May 14, 1953: The Braking System of the Experimental High Speed Track Successfully Recovered a 2500 Pound Test Sled

  • Published
  • Air Force Flight Test Center

The braking system of the 10,000 foot Experimental High Speed Track successfully recovered a 2500 pound. Test sled from a velocity of Mach 1.03 (816 miles per hour), thereby increasing the capability of the new test facility to that level. The track was used for testing aircraft ejection seats, parachute development, and the first Human Factors testing, Project Windblast.

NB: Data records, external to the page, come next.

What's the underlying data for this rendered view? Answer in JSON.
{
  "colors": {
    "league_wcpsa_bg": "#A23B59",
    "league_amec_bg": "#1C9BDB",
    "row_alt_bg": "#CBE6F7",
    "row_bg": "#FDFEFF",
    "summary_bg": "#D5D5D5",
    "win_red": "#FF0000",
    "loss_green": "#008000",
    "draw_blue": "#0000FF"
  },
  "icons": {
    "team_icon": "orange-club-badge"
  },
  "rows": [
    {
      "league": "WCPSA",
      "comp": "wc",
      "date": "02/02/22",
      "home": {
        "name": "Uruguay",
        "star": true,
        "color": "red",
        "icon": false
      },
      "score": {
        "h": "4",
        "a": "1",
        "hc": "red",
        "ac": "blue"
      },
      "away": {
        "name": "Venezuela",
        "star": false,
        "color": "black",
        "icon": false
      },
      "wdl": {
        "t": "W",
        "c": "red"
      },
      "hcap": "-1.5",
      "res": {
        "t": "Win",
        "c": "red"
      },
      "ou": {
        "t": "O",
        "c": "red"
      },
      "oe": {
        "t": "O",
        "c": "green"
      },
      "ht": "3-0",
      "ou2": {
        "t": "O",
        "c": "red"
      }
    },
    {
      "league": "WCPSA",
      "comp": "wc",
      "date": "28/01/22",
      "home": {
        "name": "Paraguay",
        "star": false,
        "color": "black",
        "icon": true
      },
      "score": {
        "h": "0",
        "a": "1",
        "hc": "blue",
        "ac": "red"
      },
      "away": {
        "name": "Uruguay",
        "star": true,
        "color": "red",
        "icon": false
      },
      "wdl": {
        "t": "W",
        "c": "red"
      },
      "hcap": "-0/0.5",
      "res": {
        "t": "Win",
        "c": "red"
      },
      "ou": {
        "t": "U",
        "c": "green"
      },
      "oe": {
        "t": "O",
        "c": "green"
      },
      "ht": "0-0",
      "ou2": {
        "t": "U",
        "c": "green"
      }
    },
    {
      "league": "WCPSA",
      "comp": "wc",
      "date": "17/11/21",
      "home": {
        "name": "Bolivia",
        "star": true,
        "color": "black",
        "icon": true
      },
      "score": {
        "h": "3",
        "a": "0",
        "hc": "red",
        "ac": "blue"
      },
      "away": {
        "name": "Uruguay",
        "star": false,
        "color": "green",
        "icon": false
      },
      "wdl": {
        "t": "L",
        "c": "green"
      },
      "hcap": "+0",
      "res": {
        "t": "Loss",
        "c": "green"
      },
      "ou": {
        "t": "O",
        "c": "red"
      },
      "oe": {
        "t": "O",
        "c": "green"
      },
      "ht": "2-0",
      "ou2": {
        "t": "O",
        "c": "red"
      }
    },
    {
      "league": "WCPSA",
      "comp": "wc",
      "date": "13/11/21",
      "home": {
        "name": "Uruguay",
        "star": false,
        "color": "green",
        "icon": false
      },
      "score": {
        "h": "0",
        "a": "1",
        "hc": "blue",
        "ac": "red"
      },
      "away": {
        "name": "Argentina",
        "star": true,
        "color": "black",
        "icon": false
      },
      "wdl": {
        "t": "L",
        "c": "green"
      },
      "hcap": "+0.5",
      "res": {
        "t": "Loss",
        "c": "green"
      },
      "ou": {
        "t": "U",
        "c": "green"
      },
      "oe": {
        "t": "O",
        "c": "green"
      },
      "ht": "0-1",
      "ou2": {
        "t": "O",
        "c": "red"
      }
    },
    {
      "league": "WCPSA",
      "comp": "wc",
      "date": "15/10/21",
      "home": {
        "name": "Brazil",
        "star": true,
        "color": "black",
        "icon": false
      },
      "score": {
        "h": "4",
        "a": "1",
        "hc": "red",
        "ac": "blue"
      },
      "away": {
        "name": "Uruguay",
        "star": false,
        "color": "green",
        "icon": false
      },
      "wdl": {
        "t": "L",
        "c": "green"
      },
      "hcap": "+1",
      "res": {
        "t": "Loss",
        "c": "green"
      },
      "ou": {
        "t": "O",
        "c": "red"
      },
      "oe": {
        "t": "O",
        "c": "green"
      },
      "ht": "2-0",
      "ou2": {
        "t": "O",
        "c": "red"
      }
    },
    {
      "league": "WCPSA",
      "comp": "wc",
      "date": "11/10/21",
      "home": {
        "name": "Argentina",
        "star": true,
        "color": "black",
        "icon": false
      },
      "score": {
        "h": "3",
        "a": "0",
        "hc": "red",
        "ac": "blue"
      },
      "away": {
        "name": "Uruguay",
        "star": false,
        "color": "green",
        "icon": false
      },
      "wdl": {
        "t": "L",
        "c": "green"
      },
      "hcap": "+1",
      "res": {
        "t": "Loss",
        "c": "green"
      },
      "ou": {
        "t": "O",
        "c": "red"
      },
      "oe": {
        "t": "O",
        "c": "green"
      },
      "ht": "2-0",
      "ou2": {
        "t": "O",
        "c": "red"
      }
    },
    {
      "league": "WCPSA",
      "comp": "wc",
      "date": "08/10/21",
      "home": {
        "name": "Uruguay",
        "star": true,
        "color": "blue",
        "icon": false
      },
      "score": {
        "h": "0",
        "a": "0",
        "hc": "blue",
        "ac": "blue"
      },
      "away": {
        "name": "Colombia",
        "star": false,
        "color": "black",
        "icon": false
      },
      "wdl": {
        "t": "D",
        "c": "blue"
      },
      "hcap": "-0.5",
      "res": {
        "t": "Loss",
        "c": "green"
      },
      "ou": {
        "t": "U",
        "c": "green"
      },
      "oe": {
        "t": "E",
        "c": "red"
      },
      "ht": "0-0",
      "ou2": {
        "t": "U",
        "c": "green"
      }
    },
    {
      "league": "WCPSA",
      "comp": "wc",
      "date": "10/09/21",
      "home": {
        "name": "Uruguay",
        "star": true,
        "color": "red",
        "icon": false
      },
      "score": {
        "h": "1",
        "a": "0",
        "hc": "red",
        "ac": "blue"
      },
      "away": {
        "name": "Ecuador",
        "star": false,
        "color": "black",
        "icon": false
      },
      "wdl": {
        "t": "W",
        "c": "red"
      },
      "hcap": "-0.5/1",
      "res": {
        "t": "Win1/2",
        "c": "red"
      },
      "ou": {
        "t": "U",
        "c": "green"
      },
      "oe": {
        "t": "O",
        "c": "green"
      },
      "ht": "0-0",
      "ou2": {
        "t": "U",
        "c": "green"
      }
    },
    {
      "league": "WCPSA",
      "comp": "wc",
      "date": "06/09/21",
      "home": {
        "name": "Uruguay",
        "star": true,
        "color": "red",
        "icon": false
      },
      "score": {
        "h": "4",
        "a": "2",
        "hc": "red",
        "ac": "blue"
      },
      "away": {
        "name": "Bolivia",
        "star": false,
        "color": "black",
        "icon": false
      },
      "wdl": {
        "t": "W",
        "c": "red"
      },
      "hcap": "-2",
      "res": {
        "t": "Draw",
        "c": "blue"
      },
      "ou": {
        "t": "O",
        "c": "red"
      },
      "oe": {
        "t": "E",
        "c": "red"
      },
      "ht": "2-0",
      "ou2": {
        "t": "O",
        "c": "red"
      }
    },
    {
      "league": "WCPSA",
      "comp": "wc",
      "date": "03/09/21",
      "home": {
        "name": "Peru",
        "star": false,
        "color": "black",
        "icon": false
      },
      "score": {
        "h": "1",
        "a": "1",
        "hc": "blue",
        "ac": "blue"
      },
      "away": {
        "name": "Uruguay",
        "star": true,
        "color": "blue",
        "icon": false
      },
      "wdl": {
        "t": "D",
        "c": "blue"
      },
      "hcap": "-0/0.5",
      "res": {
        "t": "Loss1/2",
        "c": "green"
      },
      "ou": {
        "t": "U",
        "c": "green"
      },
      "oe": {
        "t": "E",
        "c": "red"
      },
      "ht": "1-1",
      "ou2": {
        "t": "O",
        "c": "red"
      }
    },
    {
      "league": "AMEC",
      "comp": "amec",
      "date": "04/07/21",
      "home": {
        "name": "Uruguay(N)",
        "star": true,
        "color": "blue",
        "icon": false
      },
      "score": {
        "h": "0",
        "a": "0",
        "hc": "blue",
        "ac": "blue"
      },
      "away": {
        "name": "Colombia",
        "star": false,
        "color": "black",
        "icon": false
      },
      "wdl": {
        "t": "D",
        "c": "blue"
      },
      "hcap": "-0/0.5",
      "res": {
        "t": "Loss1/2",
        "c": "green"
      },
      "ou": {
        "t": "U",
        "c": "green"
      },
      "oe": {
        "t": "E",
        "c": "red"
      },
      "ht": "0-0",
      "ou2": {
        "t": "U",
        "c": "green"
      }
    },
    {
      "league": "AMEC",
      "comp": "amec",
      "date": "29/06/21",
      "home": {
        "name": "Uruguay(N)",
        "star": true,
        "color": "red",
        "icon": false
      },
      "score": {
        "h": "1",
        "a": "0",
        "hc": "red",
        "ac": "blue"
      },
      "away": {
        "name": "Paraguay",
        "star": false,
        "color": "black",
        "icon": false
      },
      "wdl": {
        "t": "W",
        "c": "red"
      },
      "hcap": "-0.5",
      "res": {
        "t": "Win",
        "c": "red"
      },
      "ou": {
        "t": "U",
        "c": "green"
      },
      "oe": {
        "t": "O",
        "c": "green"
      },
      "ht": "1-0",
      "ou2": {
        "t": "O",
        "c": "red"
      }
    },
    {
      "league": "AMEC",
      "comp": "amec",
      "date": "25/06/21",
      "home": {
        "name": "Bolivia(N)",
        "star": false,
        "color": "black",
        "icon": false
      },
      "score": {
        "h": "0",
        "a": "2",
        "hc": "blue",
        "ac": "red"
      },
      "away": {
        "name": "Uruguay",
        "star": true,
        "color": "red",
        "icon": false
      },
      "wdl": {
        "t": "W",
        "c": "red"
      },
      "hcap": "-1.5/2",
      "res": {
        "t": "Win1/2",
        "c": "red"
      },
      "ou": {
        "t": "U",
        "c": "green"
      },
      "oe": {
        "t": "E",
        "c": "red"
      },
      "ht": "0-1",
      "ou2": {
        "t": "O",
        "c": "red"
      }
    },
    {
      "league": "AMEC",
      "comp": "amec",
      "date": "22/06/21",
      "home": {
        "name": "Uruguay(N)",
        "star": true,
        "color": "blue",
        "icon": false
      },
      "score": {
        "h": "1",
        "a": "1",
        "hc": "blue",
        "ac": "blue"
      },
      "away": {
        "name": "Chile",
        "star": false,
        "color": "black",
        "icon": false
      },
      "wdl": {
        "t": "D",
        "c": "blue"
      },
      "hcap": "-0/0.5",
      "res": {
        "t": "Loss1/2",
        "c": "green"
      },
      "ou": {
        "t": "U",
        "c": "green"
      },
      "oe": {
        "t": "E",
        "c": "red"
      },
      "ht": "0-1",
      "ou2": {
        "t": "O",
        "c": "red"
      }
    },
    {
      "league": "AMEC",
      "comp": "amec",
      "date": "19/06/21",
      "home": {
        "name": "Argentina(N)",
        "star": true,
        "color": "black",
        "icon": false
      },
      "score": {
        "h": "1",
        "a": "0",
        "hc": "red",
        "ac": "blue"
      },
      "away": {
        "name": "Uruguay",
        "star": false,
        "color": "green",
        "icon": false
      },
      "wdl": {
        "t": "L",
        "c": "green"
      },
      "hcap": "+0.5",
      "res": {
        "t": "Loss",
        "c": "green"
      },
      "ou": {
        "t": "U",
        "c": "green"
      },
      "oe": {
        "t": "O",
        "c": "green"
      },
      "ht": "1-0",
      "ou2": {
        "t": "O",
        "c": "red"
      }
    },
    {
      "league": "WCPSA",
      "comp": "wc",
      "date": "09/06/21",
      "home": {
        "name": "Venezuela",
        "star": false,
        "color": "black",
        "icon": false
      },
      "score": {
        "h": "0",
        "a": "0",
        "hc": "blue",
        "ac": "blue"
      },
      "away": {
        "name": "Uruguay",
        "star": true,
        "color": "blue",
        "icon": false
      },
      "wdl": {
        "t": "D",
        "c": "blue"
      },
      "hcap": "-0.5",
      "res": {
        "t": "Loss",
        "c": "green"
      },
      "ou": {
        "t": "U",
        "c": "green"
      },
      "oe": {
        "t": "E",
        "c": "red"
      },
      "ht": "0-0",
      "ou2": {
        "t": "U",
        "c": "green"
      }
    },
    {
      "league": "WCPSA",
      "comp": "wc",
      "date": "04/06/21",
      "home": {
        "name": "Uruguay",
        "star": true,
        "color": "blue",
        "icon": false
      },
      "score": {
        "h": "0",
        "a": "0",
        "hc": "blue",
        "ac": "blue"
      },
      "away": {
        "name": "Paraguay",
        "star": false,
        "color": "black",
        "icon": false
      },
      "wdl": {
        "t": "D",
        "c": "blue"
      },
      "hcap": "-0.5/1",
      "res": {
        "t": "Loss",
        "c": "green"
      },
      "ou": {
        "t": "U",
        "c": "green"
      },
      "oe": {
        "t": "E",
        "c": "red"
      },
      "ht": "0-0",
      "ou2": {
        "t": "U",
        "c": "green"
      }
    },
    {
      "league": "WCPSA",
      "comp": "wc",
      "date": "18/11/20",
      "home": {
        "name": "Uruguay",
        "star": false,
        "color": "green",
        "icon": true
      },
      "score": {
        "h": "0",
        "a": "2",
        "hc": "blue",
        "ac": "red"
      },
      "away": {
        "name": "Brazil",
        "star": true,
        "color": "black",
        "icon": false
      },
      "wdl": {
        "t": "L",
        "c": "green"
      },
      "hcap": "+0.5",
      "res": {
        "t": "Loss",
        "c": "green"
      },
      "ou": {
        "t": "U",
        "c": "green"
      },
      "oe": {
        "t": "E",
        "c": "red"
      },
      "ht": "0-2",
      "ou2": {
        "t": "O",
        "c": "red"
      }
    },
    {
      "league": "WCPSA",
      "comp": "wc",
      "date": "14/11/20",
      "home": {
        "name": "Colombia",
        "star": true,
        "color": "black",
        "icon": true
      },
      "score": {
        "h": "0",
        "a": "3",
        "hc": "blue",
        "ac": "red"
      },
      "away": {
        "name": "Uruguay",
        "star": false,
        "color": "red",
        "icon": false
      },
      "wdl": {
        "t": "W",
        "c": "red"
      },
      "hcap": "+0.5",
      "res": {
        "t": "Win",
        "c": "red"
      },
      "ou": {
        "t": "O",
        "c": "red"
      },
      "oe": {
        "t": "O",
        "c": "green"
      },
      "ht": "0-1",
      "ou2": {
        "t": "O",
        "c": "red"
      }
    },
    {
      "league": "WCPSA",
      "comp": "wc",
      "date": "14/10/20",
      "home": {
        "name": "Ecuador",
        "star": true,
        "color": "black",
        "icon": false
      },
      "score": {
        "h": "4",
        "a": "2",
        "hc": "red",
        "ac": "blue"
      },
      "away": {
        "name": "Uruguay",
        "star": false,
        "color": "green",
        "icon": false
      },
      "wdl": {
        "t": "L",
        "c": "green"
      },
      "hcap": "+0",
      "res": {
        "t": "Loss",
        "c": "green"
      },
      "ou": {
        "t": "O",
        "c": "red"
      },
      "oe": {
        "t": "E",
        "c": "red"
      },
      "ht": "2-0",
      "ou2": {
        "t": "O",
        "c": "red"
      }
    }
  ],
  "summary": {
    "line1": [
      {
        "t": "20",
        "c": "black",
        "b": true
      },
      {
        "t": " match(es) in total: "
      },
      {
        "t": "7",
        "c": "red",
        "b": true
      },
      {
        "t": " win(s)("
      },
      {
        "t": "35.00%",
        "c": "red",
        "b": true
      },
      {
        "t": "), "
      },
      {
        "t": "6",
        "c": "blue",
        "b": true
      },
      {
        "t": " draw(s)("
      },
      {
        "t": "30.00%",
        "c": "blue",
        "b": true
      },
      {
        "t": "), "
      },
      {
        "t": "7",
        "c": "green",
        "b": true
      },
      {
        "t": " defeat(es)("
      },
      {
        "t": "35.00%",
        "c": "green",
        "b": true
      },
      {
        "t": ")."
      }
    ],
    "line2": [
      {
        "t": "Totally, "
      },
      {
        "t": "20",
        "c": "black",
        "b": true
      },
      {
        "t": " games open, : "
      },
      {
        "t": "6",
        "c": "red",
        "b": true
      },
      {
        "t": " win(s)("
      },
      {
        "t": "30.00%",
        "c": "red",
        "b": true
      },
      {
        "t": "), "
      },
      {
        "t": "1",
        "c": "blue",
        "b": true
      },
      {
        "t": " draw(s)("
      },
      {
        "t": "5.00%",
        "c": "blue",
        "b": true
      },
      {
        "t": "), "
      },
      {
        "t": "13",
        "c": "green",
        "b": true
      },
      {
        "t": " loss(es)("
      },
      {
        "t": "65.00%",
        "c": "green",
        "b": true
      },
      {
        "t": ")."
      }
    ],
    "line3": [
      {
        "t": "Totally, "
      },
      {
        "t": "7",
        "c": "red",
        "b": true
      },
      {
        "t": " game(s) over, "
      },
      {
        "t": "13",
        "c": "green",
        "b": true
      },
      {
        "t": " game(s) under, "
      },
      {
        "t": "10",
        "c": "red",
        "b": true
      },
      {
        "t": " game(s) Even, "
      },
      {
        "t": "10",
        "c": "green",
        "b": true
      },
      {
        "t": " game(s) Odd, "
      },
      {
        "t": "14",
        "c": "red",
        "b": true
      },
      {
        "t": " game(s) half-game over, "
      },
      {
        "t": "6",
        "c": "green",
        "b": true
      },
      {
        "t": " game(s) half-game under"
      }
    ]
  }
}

The research project that Colonel Stapp personally brought to Holloman when he came to assume command of the Center's Aeromedical Field Laboratory in April 1953-Biophysics of Abrupt Deceleration-was specifically oriented toward the study of high-speed escape from aircraft. The escape problem remained one of the most important research topics of Project 7850, Biodynamics of Human Factors in Aviation, that was drawn up in 1954 to supplement and in large measure to supersede the former project. Research on this same theme has been reoriented but by no means eliminated since March 1958, when Project 7850 was rewritten as Biodynamics of Space Flight. And it was a series of experiments directly related to escape physiology, Colonel Stapp's own rocket-sled rides on the Holloman track, that first brought nationwide attention to the Holloman aeromedical organization.  The high-speed escape problem was one of imposing magnitude. A pilot bailing out at transonic or supersonic speed had to face first the ejection force required to get him out of his plane, then the sudden onslaught of windblast and wind-drag deceleration, likely to be followed by dangerous tumbling and spinning. Any one of these forces taken separately was a potential cause of injury or death, not to mention the anxiety on the part of aircraft pilots who did not know if they would survive or not in case of ejection. For, at the time research on this problem at Holloman began, the escape systems available were either admittedly inadequate or of unproven worth for aircraft having performance capabilities above mach one in speed and 45,000 feet in altitude. Since aircraft with this range of performance were already in existence, and were destined to assume ever greater importance in the Air Force inventory, there was a glaring need for reliable data on human tolerance to all the forces that could be encountered in escape at the indicated speeds and elevations. The fact that such information was not already available was another case of the lag, often deplored by aeromedical scientists, between aircraft design and human factors research.